Ну, конечно же! Как Леон сразу не догадался? Мать ничего не знает о подробностях смерти отца. Ну, кроме того, что известно всем. А «сестра» означало не Ирию, а Эйду! Карлотта же не сказала «покойной сестры»…

Скорее всего, Эйда заболела. Там же сейчас холод и сырость. Вот мать и хочет уговорить Леона забрать оттуда эту сумасшедшую предательницу…

А «отец» здесь при чём? Как это при чём - мать хочет попросить забрать из аббатства Эйду ради памяти отца!

Червячок сомнения в душе продолжает шевелиться. Но вяло и по-зимнему сонно.

И Леон повеселел. Плотнее закутался в подбитый куньим мехом плащ и пришпорил возмущенно заржавшего коня, вынуждая и эскорт ускорить темп.

Скоро они будут в монастыре! И какого бы очередного поста не придерживались молельщицы - уж лорда своих земель сносно накормить и угостить горячим вином обязаны.

 

 

3

– Итак, матушка, – Леон отодвинул тарелку и кубок. Откинулся на спинку не самого лучшего в подлунном мире кресла. – Говорите, у меня мало времени.

Горячая еда и вино вернули хорошее настроение. Теперь побыстрее бы выслушать всё, что собирается сообщить мать! И наконец вернуться назад в замок - где и стены помогают. Потому как свои комнаты Леон теперь заставил слуг протапливать, как следует.
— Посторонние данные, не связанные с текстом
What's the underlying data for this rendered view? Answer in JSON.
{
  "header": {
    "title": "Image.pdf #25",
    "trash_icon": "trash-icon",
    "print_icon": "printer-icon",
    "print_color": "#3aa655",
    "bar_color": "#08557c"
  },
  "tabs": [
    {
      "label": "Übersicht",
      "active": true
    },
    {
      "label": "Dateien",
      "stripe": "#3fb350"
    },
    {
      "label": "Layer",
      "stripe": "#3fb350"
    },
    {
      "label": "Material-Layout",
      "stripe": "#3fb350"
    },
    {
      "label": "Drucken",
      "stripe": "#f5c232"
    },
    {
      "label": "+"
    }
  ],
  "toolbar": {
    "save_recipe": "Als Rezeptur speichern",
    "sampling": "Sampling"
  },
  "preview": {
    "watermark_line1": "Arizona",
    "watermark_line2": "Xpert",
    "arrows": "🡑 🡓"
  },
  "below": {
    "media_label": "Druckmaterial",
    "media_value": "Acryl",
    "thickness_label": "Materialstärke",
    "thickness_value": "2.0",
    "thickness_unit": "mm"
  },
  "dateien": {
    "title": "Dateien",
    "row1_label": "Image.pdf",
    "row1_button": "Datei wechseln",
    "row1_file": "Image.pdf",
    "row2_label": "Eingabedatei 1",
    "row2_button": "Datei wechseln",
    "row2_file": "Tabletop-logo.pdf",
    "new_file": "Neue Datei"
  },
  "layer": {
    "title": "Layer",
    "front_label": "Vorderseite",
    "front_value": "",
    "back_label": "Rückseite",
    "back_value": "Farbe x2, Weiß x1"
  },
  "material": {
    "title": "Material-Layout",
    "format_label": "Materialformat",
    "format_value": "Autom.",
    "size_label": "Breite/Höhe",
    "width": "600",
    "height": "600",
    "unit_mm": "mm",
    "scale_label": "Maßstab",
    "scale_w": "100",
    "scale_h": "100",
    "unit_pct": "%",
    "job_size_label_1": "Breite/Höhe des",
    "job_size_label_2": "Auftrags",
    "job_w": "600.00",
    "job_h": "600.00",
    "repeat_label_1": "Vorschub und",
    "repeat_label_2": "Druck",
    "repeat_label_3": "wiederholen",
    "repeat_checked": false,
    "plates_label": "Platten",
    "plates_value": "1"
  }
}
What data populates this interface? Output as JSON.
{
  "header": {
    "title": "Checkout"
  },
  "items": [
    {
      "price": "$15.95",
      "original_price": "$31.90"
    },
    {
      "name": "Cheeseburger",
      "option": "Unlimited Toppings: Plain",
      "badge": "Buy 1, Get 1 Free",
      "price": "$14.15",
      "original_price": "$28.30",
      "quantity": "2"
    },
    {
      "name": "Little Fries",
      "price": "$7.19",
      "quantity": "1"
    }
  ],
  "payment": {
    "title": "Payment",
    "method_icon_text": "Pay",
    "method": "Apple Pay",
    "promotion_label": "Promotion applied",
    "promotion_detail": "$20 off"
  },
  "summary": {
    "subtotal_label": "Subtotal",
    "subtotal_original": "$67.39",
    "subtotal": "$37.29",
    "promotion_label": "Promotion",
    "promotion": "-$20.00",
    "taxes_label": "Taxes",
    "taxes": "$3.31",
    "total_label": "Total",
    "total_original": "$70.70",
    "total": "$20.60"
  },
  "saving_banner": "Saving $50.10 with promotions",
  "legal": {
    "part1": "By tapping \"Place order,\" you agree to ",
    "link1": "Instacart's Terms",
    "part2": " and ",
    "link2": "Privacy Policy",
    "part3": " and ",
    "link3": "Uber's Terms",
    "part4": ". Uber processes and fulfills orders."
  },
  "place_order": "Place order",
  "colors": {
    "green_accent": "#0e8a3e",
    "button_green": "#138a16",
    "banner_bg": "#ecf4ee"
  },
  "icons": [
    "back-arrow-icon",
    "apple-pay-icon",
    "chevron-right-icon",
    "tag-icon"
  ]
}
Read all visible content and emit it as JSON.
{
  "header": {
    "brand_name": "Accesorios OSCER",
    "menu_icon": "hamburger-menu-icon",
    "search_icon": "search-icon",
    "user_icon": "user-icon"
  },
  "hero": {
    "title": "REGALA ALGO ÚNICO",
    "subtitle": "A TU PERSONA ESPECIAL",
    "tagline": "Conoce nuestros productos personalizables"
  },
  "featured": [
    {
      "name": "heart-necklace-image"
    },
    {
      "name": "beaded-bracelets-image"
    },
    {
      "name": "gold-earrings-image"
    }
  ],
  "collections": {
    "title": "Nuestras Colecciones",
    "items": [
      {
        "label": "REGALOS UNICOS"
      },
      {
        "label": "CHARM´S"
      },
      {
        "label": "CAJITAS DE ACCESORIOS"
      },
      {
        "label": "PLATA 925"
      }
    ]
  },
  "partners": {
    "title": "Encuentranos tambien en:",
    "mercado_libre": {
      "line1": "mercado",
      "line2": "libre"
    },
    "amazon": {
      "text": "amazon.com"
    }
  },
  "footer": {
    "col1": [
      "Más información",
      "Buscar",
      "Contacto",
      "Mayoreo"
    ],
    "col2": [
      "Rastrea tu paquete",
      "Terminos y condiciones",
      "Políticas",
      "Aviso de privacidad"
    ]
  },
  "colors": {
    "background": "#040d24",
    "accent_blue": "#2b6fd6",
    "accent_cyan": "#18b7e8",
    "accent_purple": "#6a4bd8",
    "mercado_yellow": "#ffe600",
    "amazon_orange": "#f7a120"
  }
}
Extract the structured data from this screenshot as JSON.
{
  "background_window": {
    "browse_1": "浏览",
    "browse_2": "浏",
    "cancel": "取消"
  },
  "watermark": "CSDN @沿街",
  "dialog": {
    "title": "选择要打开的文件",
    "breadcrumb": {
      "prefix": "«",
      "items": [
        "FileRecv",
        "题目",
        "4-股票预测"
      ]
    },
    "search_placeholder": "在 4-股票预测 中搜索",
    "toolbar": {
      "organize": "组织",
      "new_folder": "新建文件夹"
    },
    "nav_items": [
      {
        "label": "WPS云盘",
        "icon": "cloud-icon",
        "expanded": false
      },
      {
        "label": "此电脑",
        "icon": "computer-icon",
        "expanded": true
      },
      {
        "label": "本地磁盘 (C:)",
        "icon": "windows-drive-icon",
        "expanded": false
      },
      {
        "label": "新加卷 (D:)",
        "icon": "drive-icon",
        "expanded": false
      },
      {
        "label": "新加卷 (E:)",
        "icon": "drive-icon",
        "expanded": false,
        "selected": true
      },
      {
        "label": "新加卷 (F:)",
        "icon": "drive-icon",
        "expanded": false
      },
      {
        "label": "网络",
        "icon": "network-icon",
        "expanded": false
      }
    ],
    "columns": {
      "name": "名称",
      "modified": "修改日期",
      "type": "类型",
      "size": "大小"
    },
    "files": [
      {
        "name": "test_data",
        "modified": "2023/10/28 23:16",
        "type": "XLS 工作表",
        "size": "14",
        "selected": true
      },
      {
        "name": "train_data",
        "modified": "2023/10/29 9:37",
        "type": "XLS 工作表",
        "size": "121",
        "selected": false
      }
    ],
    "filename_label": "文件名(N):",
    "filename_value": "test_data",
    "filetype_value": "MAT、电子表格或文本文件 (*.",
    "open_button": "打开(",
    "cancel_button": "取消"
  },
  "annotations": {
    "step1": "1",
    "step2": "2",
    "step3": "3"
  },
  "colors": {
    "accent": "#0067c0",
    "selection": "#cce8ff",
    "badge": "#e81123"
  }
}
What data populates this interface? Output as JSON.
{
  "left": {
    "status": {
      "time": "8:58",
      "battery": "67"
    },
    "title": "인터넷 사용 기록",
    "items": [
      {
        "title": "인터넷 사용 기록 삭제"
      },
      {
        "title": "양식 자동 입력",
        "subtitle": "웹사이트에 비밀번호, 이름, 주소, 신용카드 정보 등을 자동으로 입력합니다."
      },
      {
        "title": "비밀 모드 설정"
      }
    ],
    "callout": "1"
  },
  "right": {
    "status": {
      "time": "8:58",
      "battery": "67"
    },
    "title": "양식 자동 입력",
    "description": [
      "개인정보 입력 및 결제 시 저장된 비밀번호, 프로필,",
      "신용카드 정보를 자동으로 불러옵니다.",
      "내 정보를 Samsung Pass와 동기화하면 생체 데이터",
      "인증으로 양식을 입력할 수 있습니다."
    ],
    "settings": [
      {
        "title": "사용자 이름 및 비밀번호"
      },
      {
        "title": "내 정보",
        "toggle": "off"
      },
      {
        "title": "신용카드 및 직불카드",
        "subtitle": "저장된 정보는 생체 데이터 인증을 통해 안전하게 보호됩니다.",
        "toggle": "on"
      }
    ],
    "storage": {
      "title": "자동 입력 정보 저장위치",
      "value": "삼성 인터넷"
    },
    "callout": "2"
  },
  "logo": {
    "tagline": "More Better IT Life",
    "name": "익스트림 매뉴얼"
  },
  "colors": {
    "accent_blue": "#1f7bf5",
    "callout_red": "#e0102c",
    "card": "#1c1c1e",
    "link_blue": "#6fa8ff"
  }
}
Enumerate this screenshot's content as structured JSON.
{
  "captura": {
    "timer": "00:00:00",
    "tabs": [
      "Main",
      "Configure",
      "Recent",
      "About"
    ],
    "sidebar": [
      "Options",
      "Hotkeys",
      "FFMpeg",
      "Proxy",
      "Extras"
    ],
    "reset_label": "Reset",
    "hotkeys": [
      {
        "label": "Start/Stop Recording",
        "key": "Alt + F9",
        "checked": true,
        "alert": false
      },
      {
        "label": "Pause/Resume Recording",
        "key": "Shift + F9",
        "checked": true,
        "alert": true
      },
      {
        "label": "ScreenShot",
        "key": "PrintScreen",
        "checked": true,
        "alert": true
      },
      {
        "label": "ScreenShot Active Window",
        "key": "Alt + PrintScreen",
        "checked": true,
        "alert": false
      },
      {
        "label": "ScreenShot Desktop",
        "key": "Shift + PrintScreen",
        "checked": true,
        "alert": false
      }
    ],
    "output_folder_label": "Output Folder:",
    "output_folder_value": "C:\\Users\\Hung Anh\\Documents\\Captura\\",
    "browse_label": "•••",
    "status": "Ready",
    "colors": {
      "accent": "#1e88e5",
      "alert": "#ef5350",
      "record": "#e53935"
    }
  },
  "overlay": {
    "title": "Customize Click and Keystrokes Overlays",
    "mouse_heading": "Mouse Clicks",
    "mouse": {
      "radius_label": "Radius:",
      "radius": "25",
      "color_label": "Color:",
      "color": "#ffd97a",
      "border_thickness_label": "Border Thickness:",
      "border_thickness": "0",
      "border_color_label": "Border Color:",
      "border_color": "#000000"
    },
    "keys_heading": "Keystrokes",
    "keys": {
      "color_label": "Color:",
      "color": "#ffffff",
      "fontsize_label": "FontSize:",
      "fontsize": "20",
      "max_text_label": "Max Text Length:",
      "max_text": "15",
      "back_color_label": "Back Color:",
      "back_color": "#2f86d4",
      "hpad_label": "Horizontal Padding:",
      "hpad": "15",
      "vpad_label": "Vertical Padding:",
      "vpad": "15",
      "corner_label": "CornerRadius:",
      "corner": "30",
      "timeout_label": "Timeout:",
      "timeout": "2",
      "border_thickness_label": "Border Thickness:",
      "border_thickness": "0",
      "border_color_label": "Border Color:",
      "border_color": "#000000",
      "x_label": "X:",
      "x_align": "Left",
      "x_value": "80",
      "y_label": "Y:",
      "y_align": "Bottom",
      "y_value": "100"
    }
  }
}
А в этом каменном склепе и мыши мерзнут!

Сестра Валентина, бывшая Карлотта Таррент, всё это время молча сидела на жесткой скамье напротив. С равнодушием ледяной статуи ждала, пока сын утолит голод и жажду.

А вот теперь словно только что заметила его присутствие. И медленно подняла взгляд.

Два изумрудно-ледяных кинжала прикололи Леона к креслу. Как ученый из Академии – беспомощную бабочку!

Когда-то сыну казалось - мать умеет читать мысли. Привычно вздрогнув - как в детстве! - юноша попытался выдержать пронзительно-колющий взгляд… И почти сразу отвел глаза, невольно поежившись.

Мать в сером платье и куколе – бледная, с желчно исхудавшим лицом – напоминает призрак самой себя. Злобный, не прощающий, ненавидящий весь подлунный мир!

– Рада, сын мой, что ты еще готов меня услышать.

От выстуженной, как эти стены, насмешливой злобы в ее голосе зазнобило сильнее. Как же они похожи – Ирия и мать!